Borrowers “were taking their first steps in finance and in tax exemption”, underlined the magistrate, rejecting the idea of ​​a more “wise” investor than an average consumer.

“It was not they who were wrong but it was the bank who deceived them,” he said, mocking the “leak forward” of the company, whose “arguments have not their place before a court of appeal as they are not very serious”.

During the first trial, at the end of 2019, the prosecution took an unusual position of neutrality.

This time, she unambiguously requested the conviction, stressing the importance of several decisions of the Court of Justice of the European Union, which took place between the two trials, in the civil part of this case.

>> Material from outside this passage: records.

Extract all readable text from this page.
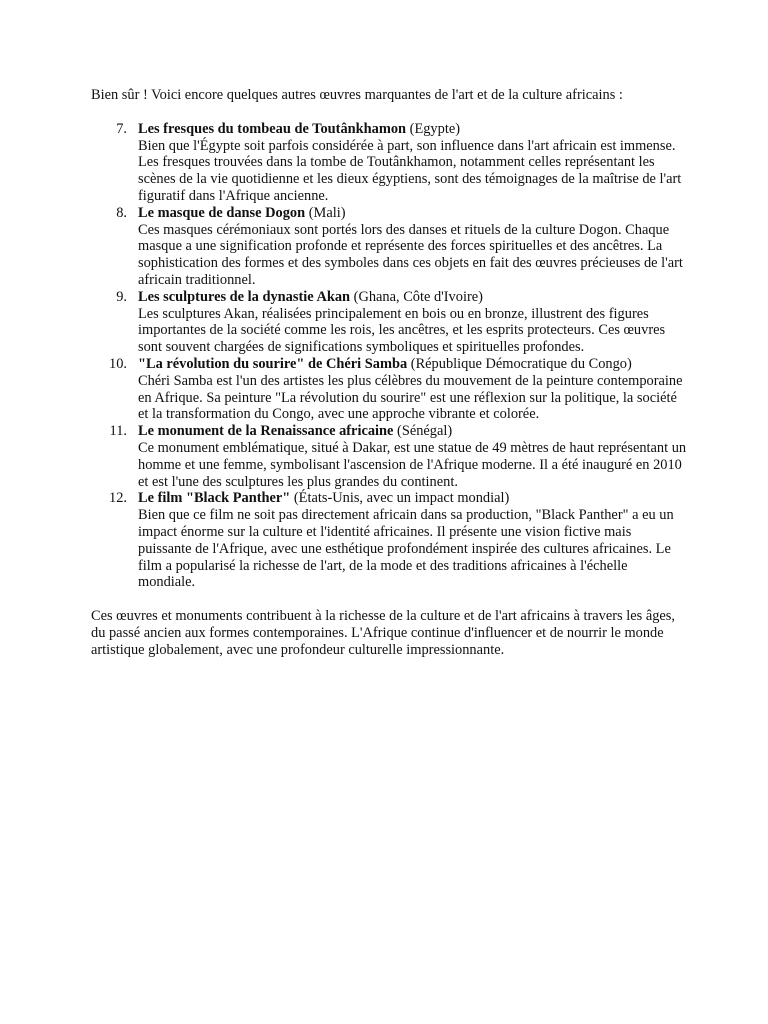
Bien sûr ! Voici encore quelques autres œuvres marquantes de l'art et de la culture africains :

7. Les fresques du tombeau de Toutânkhamon (Egypte)
Bien que l'Égypte soit parfois considérée à part, son influence dans l'art africain est immense. Les fresques trouvées dans la tombe de Toutânkhamon, notamment celles représentant les scènes de la vie quotidienne et les dieux égyptiens, sont des témoignages de la maîtrise de l'art figuratif dans l'Afrique ancienne.
8. Le masque de danse Dogon (Mali)
Ces masques cérémoniaux sont portés lors des danses et rituels de la culture Dogon. Chaque masque a une signification profonde et représente des forces spirituelles et des ancêtres. La sophistication des formes et des symboles dans ces objets en fait des œuvres précieuses de l'art africain traditionnel.
9. Les sculptures de la dynastie Akan (Ghana, Côte d'Ivoire)
Les sculptures Akan, réalisées principalement en bois ou en bronze, illustrent des figures importantes de la société comme les rois, les ancêtres, et les esprits protecteurs. Ces œuvres sont souvent chargées de significations symboliques et spirituelles profondes.
10. "La révolution du sourire" de Chéri Samba (République Démocratique du Congo)
Chéri Samba est l'un des artistes les plus célèbres du mouvement de la peinture contemporaine en Afrique. Sa peinture "La révolution du sourire" est une réflexion sur la politique, la société et la transformation du Congo, avec une approche vibrante et colorée.
11. Le monument de la Renaissance africaine (Sénégal)
Ce monument emblématique, situé à Dakar, est une statue de 49 mètres de haut représentant un homme et une femme, symbolisant l'ascension de l'Afrique moderne. Il a été inauguré en 2010 et est l'une des sculptures les plus grandes du continent.
12. Le film "Black Panther" (États-Unis, avec un impact mondial)
Bien que ce film ne soit pas directement africain dans sa production, "Black Panther" a eu un impact énorme sur la culture et l'identité africaines. Il présente une vision fictive mais puissante de l'Afrique, avec une esthétique profondément inspirée des cultures africaines. Le film a popularisé la richesse de l'art, de la mode et des traditions africaines à l'échelle mondiale.

Ces œuvres et monuments contribuent à la richesse de la culture et de l'art africains à travers les âges, du passé ancien aux formes contemporaines. L'Afrique continue d'influencer et de nourrir le monde artistique globalement, avec une profondeur culturelle impressionnante.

“It is the practical embodiment of what Europe can bring to consumers in terms of protection,” said the Advocate General.

He argued that the bank had, in the loan offer and in the commercial arguments provided to the intermediaries, “voluntarily concealed” the exchange risk and the total removal of the ceiling on monthly payments at the end of the contract, if the capital due does not was not reimbursed.

Noting that, in the bank’s documents, the “stability of the Swiss franc” was put forward, but that the words “exchange risk” were never mentioned, he insisted on a sentence: “in all circumstances, your budget is secure”.

“You have to sell a very difficult, wobbly product, which has only one real advantage, which is a very low interest rate. And to be able to market this contract, you have to market it to as many people as possible. and for this to hide all the risks it entails”, lambasted the magistrate.

For him, the bank made a “bet on the backs of consumers”, because the sale of this product represented a “commercial stake” decisive for its financial health.

The court’s decision will be reserved for several weeks.